Quando entrei na adolescência, já convivia com o diabetes há algum tempo (desde os nove anos de idade). Era final dos anos oitenta e começo dos noventa, e grande parte das meninas adolescentes veneravam vocalistas de bandas de rock, principalmente se as músicas tivessem um clip contando uma história. Eu me encantei com um clip da banda Poison, cujo vocalista é Bret Michaels, que vim a descobrir ser portador de diabetes tipo 1.
A ideia de um vocalista de uma banda de rock com diabetes me encheu de esperança, porque sempre soube que a doença me trazia uma série de limitações e cuidados, mas saber que a despeito disso Bret Michaels tinha montado uma banda de rock e viajava pelo mundo fazendo turnês musicais foi um exemplo de como, além de conviver com a doença crônica, podemos também conviver com os limites que ela nos impõe em certos momentos.
Leio em muitos círculos de debates sobre diabetes que a doença não limita o paciente. Essa é uma ideia que não me convence, porque uma hipoglicemia ou uma hiperglicemia, e até mesmo as complicações do diabetes, podem sim constituir um obstáculo ao desenvolvimento de algumas atividades. Quando estou com hipoglicemia não atendo a nenhuma consulta jurídica, face ao risco de dizer algo incoerente e não compatível com os direitos do cliente, porque a hipo afeta o sistema cognitivo no momento em que a glicemia cai. Há um ano fui diagnosticada com neuropatia periférica, o que me impede de fazer exercícios de alto impacto (não posso correr, por exemplo), mas não me impede de fazer exercícios de baixo impacto (caminhada e musculação sem sobrecarregar as pernas, por exemplo).
Conhecendo as circunstâncias que nos limitam, podemos tentar descobrir formas seguras de superar esses obstáculos. Bret Michaels é um exemplo disso. Também o jovem nadador brasileiro Matheus Santana, que ganhou uma medalha de ouro nos Jogos Sul-Americanos de natação – fazendo o oitavo melhor tempo do mundo em 2014, é um exemplo de bom convívio com as limitações do diabetes tipo 1 e superação respeitando essas limitações.
Entendo sinceramente que muitas mães não queiram que as crianças com diabetes se sintam menos capazes que outras, e por isso passem a ideia para os filhos de ausência de limites em função da doença.
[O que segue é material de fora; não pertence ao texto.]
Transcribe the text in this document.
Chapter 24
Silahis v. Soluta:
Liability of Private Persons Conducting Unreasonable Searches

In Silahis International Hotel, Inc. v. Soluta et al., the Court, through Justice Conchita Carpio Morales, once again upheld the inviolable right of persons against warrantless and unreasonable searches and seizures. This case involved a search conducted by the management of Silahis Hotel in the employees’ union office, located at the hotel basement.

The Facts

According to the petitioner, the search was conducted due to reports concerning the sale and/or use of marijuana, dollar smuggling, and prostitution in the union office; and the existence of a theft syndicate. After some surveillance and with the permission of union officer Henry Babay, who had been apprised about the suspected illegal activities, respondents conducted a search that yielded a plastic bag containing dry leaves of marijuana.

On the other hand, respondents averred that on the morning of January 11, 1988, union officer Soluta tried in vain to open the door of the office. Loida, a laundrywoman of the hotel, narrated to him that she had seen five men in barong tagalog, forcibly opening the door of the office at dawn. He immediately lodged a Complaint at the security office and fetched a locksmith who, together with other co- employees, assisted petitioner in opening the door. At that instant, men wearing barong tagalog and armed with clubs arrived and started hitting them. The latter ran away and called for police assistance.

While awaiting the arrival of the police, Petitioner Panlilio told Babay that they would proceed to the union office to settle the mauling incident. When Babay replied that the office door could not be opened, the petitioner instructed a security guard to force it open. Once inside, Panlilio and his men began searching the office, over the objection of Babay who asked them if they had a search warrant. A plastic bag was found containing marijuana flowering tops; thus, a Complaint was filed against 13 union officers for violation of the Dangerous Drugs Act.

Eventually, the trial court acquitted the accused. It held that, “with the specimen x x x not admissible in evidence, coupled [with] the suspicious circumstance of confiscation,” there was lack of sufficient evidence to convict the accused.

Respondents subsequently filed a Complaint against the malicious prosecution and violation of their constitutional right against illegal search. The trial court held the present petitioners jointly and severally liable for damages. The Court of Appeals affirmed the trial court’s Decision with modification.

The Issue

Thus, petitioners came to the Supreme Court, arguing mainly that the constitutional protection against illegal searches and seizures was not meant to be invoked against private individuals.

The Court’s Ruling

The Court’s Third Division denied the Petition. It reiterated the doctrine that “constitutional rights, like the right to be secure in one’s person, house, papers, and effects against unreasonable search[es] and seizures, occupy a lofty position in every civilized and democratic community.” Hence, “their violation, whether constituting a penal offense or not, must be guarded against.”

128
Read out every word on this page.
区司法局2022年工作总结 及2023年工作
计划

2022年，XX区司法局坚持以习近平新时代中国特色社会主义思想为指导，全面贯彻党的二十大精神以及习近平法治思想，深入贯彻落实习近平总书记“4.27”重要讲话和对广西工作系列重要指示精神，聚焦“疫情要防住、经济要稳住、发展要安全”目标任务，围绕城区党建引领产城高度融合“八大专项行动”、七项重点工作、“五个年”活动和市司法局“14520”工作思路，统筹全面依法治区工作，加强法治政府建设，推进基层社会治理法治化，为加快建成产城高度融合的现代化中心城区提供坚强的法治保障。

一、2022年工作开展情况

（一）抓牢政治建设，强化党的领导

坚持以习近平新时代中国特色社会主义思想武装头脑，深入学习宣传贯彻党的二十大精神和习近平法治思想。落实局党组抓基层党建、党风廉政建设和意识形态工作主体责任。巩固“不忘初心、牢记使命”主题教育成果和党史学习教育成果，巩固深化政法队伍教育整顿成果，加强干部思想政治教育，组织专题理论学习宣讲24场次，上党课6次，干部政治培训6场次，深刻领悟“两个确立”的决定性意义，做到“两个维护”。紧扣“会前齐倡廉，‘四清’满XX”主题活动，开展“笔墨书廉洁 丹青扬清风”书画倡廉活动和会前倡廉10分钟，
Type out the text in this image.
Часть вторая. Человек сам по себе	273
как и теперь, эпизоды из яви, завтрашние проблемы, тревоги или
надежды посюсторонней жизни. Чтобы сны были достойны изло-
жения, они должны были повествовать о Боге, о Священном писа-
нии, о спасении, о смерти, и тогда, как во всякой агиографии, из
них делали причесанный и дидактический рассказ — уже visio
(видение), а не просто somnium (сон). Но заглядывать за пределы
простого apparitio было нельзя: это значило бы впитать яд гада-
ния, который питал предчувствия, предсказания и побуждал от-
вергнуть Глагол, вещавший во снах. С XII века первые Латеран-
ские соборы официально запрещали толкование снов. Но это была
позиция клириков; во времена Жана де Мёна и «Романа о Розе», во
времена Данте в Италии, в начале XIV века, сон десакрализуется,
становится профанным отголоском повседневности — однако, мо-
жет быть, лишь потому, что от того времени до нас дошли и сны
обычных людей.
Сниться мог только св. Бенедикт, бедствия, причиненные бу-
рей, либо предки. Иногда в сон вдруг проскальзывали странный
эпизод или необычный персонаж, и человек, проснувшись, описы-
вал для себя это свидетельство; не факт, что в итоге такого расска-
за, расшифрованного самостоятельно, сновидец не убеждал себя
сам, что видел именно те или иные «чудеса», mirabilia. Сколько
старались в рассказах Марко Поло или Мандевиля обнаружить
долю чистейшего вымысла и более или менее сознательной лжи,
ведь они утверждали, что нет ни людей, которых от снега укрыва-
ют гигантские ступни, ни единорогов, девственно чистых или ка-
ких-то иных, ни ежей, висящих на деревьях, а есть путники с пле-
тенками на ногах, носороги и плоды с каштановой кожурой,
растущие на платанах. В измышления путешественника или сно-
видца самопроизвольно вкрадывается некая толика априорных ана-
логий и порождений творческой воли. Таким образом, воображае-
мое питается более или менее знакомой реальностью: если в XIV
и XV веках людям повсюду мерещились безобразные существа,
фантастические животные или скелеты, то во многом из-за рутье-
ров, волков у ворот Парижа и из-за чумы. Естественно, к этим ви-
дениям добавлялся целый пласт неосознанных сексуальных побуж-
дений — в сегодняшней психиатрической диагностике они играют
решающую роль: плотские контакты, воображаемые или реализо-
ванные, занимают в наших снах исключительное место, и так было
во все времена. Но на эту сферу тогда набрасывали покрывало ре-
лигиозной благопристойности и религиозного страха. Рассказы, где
Mas o diabetes não é o único limite em nossas vidas, há muitos outros, inclusive em função de nossas convicções ideológicas e ética pessoal. E a vida, em algum momento, nos mostra isso, independentemente de aceitarmos esses limites ou não.
Em função do diagnóstico do diabetes, minha mãe me negava poucas coisas, como uma forma de compensação da doença. Essa espécie de complacência amorosa acarretou certas dificuldades na minha vida adulta, e tive que aprender, quando vim para São Paulo estudar e morar com a minha irmã (a quem eu chamava de "mãe do não" - minha mãe seria a do sim!) que temos limites, e que eles são importantes para a manutenção da nossa vida e da nossa felicidade, e para convivermos melhor com as pessoas que amamos.
Thais Simi, Grasiela R. Pontello Janizelli, eu e Daniele Junqueira Rafael
eu e minhas amigas na adolescência
eu e minhas amigas na adolescência
Afirmar que o diabetes não limita, além de alimentar uma ilusão - porque a prática mostra o contrário, não incentiva a pessoa a descobrir formas de conviver com esses limites e superar os obstáculos criados por eles. Tampouco ajuda a perceber que, muitas vezes, certas limitações são também vantagens (na adolescência, enquanto minhas amigas se queixavam da grande quantidade de espinhas no rosto, eu as tinha em pouquíssimo número em função da alimentação baseada em frutas e verduras para o cuidado do diabetes, por exemplo).
(Re)Conhecer as limitações do diabetes e respeitá-las é uma forma de não se reduzir a elas, e até de superá-las.
Como diz uma música do Poison "every rose has its thorn" (cada rosa tem seu espinho): quase tudo na vida tem uma característica dicotômica, uma limitação pode ser uma vantagem, e vice-versa. Ignorar um limite - e incentivar que ele permaneça no ponto cego - não faz com que ele desapareça, faz com que a pessoa perca a oportunidade de descobrir formas de viver melhor, apesar dos obstáculos, que podem e devem ser superados, respeitando as condições pessoais de cada um para isso.
Observação:
agradeço a amiga Karen Athié, por me dar um toque sobre o Matheus
Santana, e à minha irmã Simone Aligieri, por me dizer não por inúmeras
vezes nessa vida como forma de amor sem limites. E também agradeço minha mãe, Jandira Aligieri, que, embora dizendo sim em algumas ocasiões que deveria dizer não, sempre me fez sentir amada.